Barga melenguh napas lelah. "Sampai kapan kau akan menutup mata, Toha? Kau tahu betul kalau selama ini Dania berselingkuh. Dia ... mengkhianatimu."
"Dania bukan wanita seperti itu," bantah Toha sengit dan kontan berjengit mundur begitu lengan Barga mengulur melintasi meja dan mengusap sudut bibirnya.
"Ada nasi di bibirmu," kata Barga menunjukan sebutir nasi di antara jari jempol dan telunjuk. Kemudian sambil menatap mata Toha, dia memakan nasi itu.
Toha menggeleng, mendorong kursi mundur dan segera beranjak meninggalkan meja.
"Oke, tak apa. Masih ada Nisa kalau kau tidak mau memberitahuku, Toha."
Ayunan kaki Toha seketika berhenti melangkah. "Jangan libatkan Nisa dalam masalah ini, Barga. Dia tidak tahu apa-apa."

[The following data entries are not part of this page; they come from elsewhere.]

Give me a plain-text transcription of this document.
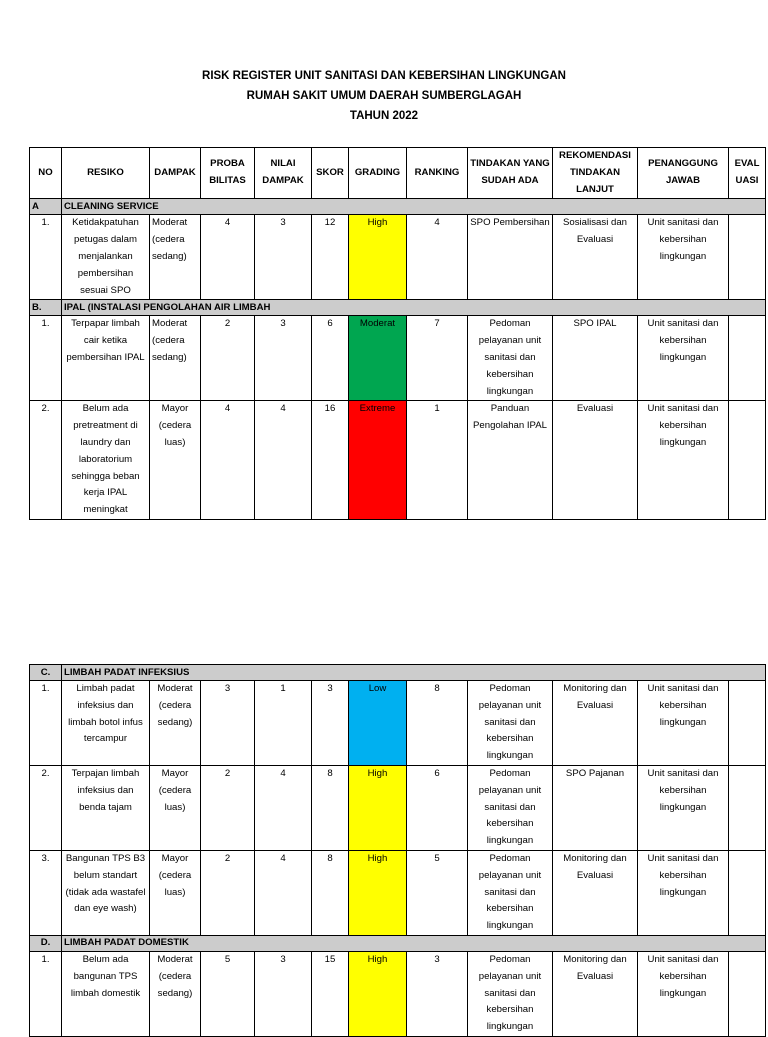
RISK REGISTER UNIT SANITASI DAN KEBERSIHAN LINGKUNGAN
RUMAH SAKIT UMUM DAERAH SUMBERGLAGAH
TAHUN 2022
NO	RESIKO	DAMPAK	PROBA BILITAS	NILAI DAMPAK	SKOR	GRADING	RANKING	TINDAKAN YANG SUDAH ADA	REKOMENDASI TINDAKAN LANJUT	PENANGGUNG JAWAB	EVAL UASI
A	CLEANING SERVICE										
1.	Ketidakpatuhan petugas dalam menjalankan pembersihan sesuai SPO	Moderat (cedera sedang)	4	3	12	High	4	SPO Pembersihan	Sosialisasi dan Evaluasi	Unit sanitasi dan kebersihan lingkungan	
B.	IPAL (INSTALASI PENGOLAHAN AIR LIMBAH										
1.	Terpapar limbah cair ketika pembersihan IPAL	Moderat (cedera sedang)	2	3	6	Moderat	7	Pedoman pelayanan unit sanitasi dan kebersihan lingkungan	SPO IPAL	Unit sanitasi dan kebersihan lingkungan	
2.	Belum ada pretreatment di laundry dan laboratorium sehingga beban kerja IPAL meningkat	Mayor (cedera luas)	4	4	16	Extreme	1	Panduan Pengolahan IPAL	Evaluasi	Unit sanitasi dan kebersihan lingkungan	
C.	LIMBAH PADAT INFEKSIUS										
1.	Limbah padat infeksius dan limbah botol infus tercampur	Moderat (cedera sedang)	3	1	3	Low	8	Pedoman pelayanan unit sanitasi dan kebersihan lingkungan	Monitoring dan Evaluasi	Unit sanitasi dan kebersihan lingkungan	
2.	Terpajan limbah infeksius dan benda tajam	Mayor (cedera luas)	2	4	8	High	6	Pedoman pelayanan unit sanitasi dan kebersihan lingkungan	SPO Pajanan	Unit sanitasi dan kebersihan lingkungan	
3.	Bangunan TPS B3 belum standart (tidak ada wastafel dan eye wash)	Mayor (cedera luas)	2	4	8	High	5	Pedoman pelayanan unit sanitasi dan kebersihan lingkungan	Monitoring dan Evaluasi	Unit sanitasi dan kebersihan lingkungan	
D.	LIMBAH PADAT DOMESTIK										
1.	Belum ada bangunan TPS limbah domestik	Moderat (cedera sedang)	5	3	15	High	3	Pedoman pelayanan unit sanitasi dan kebersihan lingkungan	Monitoring dan Evaluasi	Unit sanitasi dan kebersihan lingkungan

"Kau bisa percaya padaku," bujuk Barga sambil berjalan mendekat. "Rahasiamu akan aman bersamaku, Toha."
Toha mengedar mata gusar ke sekitar. Bertemu sepintas dengan mata Bu Esti, meski ada kebingungan di sana, guru sejarah itu mengangguk penuh simpati.
Entah karena lelah memikul beban dosa masa silam itu sendirian, atau dia hanya ingin membagi rasa sakit dan kesedihan yang sudah lama bersarang dalam dada dan pengakuan pun mulai meluncur bebas dari bibir Toha.[]
a/n:
Cuma mau kasih info aja klo part depan mulai masuk ke bagian flashback. Btw, menurut kalian lebih nyaman klo baca pake italic (garis miring) atau pake font biasa aja pas bagian flashback?
Itu aja sih, makasih udh mampir dan baca karya pertama author di akun ini. Moga bisa menghibur pembaca semua :)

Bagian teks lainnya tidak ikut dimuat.